Top central banks, including Fed, in pre-emptive strike against euro collapse
A coordinated action by the world's top central banks in easing dollar swaps will prevent the siezing up of short term credit in the event that things get worse in Europe.
The U.S. Federal Reserve, the European Central Bank and the central banks of Canada, Britain, Japan and Switzerland said in a joint statement they had agreed to lower the cost of existing dollar swap lines by 50 basis points from December 5.
Other measures included setting up bilateral swap arrangements between the central banks so that any bank could tap additional liquidity in their own currencies if necessary. The swap arrangements are good through Feb 1, 2013.

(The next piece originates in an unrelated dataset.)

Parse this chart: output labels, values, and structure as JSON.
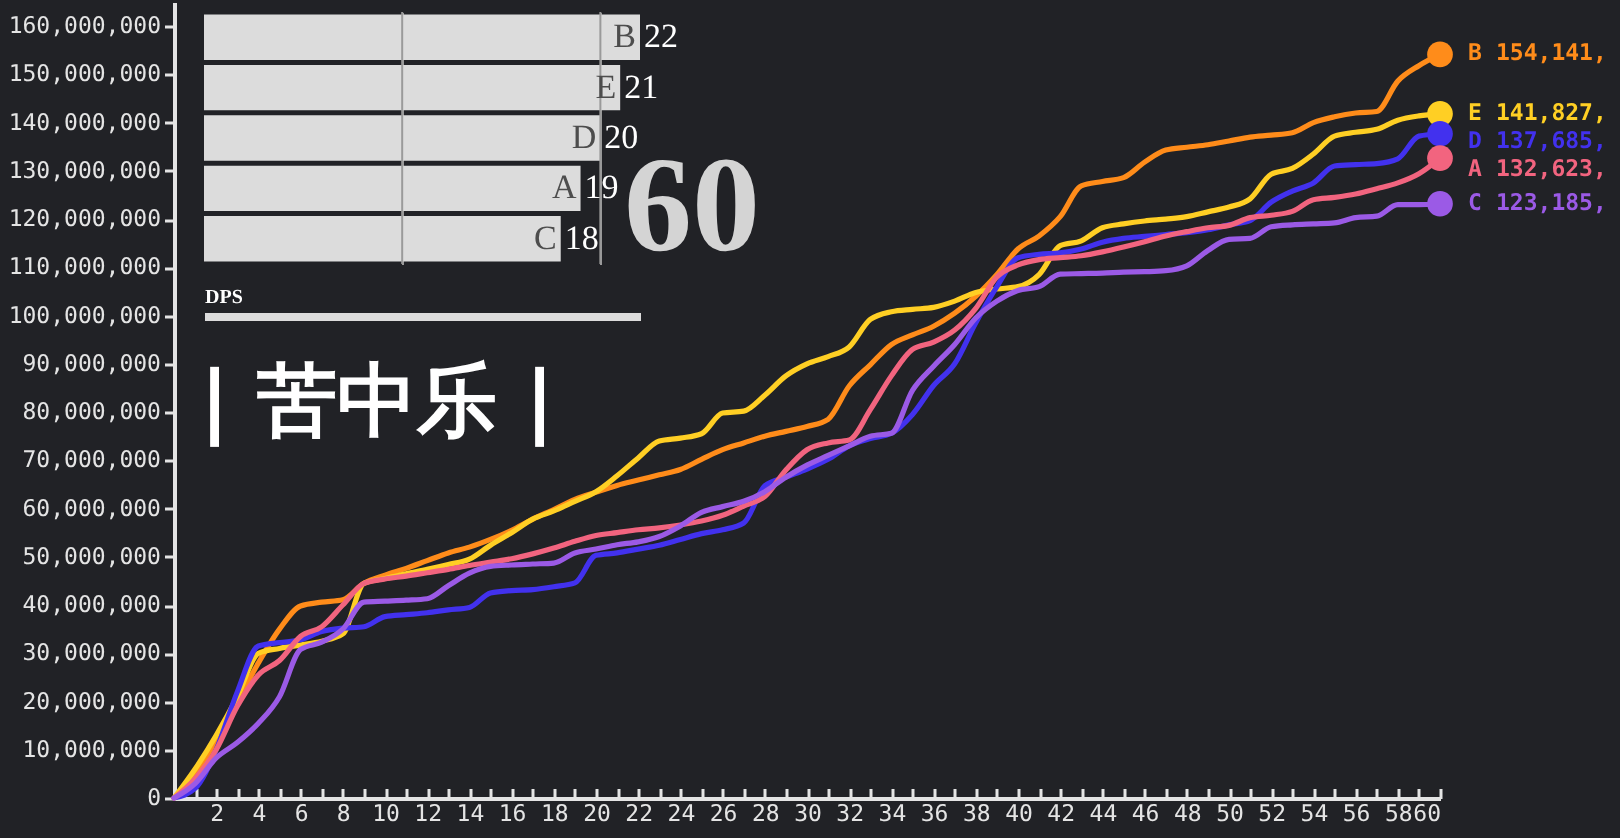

In the United States, the Fed noted that banks were not having difficulty now getting funds in short-term finding markets. But if conditions deteriorate, the U.S. central bank said it has "a range of tools available" to use as a backstop and would deploy them as necessary.
The surprise coordinated move by central banks was aimed at preventing global financial markets from coming under pressure that could potentially lead to a seizing up of credit.
"The purpose of these actions is to ease strains in financial markets and thereby mitigate the effects of such strains on the supply of credit to households and businesses and so help foster economic activity," the banks said in typically stilted language.
It doesn't effect what's going on in the negotiations over the fate of the euro zone directly, but it does offer hope for investors that the flow of credit will remain open in the event of a real meltdown.
Note this: "...the U.S. central bank said it has "a range of tools available" to use as a backstop..." in the event that the worst case scenarios come to pass. This may be another clue that the US Federal Reserve will step in to the crisis if all else fails and it appears that the euro zone will go down for the count. This, despite the White House statement on Monday that denied there were any plans to directly intervene in the crisis.
Europe is considered by the Fed to be "too big to fail."